You may be thinking....
MY FAMILY KNOWS I WANT TO BE CREMATED, AND THAT'S ALL THE PRENEED ARRANGEMENT I HAVE TO MAKE
No, it's not! Though you may have told your family you want to be cremated, and you may even have included that information in your will, there's no guarantee that your wishes will be carried out. Wills aren't read until long after a funeral has taken place, and family members have been known to ignore verbal instructions.
The only way to guarantee that your wishes will be carried out is to make pre-need cremation arrangements now, before there is a need. When something is bought and paid for, survivors have a strong tendency to use it.
I DON'T CARE WHAT THEY DO WITH ME AFTER I'M DEAD
You may not, but your family will have to. And you'll be making your family's job much harder than it has to be if you don't pre-arrange your cremation. And much more expensive. Because when there's a death in the family, decisions tend to be colored by grief, not governed by reason. Your family could choose ground burial or mausoleum entombment - and that's not what you want, is it?
I DON'T WANT ANY KIND OF A FUNERAL. THAT'S ONE OF THE REASONS I WANT TO BE CREMATED
Cremation is gaining popularity all over the world. It can be simpler, less emotional, and more economical than a traditional burial. But when a person chooses cremation, he or she hasn't eliminated the need for a funeral. Your family and friends will still want to mark the occasion of a death in the family, to share, together, their loss and their love. Psychologists, clergy and people who have lost loved ones agree that funerals are for the living, and are a necessary step in the mourning process. Yes, you may choose cremation, but you're only fooling yourself if you think that means that there are no plans to make.
OKAY. I'll PRE-ARRANGE THE CREMATION. AFTER THAT. I'VE TAKEN CARE OF EVERYTHING
No, you haven't. What kind of service would you prefer? And what do you want done with the cremated remains after cremation? Only you can answer those questions. You should make those decisions yourself. In funeral homes and crematories around the country, there are countless boxes of cremated remains which the family never claimed. There are just as many small boxes in closets at home. They can be overlooked when a move is made, or tossed out during spring cleaning, because nobody can decide what to do with Uncle John's cremated remains. And that's a decision he should have made!
I HOPE THEY SCATTER MY ASHES ON THE GOLF COURSE/AT MY BEACH HOUSE/IN MY ROSE GARDEN
It may surprise you to learn that human remains after cremation are not really ashes, but dried bone fragments, and many of those bone fragments are quite large. Not exactly an asset to your rose garden! You can decide to have your remains scattered at a spot you've always loved. Many people do. But that kind of anonymous scattering can create problems for the living. Here's a true story to illustrate that point. A widow followed her husband's wishes that his remains be scattered on the 18th hole of their country club golf course. Later, she found she could no longer participate in the social life of the country club. "Every-time I look out the window," she said, "and see a foursome on the 18th hole, I cringe. They're walking on my husband's remains." Even the most practical, rational people turn emotional when they lose a loved one.

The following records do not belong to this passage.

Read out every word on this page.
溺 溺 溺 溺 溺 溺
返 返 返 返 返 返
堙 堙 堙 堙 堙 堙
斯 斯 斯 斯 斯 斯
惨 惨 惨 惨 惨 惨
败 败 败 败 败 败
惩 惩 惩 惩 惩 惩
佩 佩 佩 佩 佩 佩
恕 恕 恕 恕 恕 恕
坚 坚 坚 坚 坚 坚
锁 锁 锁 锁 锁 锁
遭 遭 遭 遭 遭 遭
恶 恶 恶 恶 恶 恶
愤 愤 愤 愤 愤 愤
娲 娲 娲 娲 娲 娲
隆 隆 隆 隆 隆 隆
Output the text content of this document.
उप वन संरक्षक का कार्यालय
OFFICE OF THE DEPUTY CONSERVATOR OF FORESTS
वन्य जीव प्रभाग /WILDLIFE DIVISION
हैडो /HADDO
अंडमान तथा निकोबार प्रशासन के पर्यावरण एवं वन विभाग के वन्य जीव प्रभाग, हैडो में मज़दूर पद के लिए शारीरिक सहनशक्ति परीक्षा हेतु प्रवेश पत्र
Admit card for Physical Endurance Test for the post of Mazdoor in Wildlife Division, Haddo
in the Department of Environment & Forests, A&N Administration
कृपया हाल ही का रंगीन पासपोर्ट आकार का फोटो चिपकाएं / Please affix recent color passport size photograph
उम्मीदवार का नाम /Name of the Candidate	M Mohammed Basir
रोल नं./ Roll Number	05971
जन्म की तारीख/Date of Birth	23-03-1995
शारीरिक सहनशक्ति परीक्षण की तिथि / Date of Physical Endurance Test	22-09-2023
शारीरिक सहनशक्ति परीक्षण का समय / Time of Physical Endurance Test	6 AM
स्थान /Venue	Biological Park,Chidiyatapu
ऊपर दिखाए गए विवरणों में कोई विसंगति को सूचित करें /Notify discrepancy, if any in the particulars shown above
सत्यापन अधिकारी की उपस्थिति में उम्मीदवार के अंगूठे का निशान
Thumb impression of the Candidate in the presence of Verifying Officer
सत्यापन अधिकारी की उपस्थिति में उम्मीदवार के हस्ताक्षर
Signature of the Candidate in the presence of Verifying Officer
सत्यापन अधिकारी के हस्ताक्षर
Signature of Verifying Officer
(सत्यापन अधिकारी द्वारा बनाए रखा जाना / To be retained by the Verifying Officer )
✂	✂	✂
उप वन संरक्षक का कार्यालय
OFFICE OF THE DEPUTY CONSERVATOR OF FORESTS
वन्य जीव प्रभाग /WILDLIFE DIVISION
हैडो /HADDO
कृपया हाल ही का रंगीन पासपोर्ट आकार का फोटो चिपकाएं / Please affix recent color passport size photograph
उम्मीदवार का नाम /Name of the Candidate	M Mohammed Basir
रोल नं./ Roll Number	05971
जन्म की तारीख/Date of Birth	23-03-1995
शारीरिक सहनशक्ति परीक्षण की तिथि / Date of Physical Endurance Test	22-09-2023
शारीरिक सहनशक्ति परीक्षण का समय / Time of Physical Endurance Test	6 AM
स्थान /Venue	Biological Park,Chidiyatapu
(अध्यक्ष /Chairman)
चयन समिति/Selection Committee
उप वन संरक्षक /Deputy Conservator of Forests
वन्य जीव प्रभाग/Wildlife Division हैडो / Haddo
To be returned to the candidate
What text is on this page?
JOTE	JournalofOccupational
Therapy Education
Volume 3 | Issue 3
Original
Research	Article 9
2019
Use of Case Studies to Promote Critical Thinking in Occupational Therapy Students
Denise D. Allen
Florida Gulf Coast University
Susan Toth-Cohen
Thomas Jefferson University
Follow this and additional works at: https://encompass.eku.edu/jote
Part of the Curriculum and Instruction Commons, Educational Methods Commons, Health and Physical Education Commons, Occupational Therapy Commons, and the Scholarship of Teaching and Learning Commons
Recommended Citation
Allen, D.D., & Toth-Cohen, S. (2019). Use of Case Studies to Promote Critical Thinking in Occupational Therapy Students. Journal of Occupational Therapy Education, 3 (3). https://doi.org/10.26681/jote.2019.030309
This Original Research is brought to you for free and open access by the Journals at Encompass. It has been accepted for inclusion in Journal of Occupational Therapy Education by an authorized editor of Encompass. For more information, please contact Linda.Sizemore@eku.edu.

MY FAMILY WOULD NEVER COME TO VISIT ME
You may feel that way now, but you don't know how future generations will feel. Even your own children may surprise you and wish for a place that they can associate with your memory. People gain comfort from visiting a specific spot dedicated to a loved one's memory. Family members visit cemetery graves because, in some intangible way, it brings them closer to the memory of the loved one. We may not fully understand this urge to remember, to memorialize, but we all know it's there.
I THINK LAND SHOULD BE USED FOR THE LIVING
Cemeteries have responded to the need to conserve land, and the equally important need to memorialize a loved one, by offering urn gardens, columbariums, and scattering areas. None of these take much land, but they treat human remains with the dignity that is due them. An urn garden is a small area set aside within a cemetery for the burial of cremated remains. You need only purchase about a square foot of space ( at a lower cost than the normal-size cemetery lot), and a space in the urn garden can be permanently marked with a memorial which contains your name. A columbarium is a building which houses cremated remains. Like a high-rise office building, it uses very little land. There are also outdoor columbariums. A family can memorialize a final resting place by inscribing their loved one's name on the urn which is placed in a niche in the columbarium. Another choice is to use one existing family lot for a traditional burial and cremated remains. This is especially important if your spouse doesn't want to be cremated, and you do. You don't have to compromise your ideals in order to choose a permanent resting place within a cemetery.
I REALLY WANT MY ASHES SCATTERED
Within the cemetery, there may be a scattering garden, which is a more appropriate place for human remains than a golf course or back yard. The scattering garden is a well-landscaped section set aside for those people who prefer the anonymous "going back to nature" that scattering signifies. Yet, at the same time, it allows the family to visit a consecrated spot that they can associate with a loved one.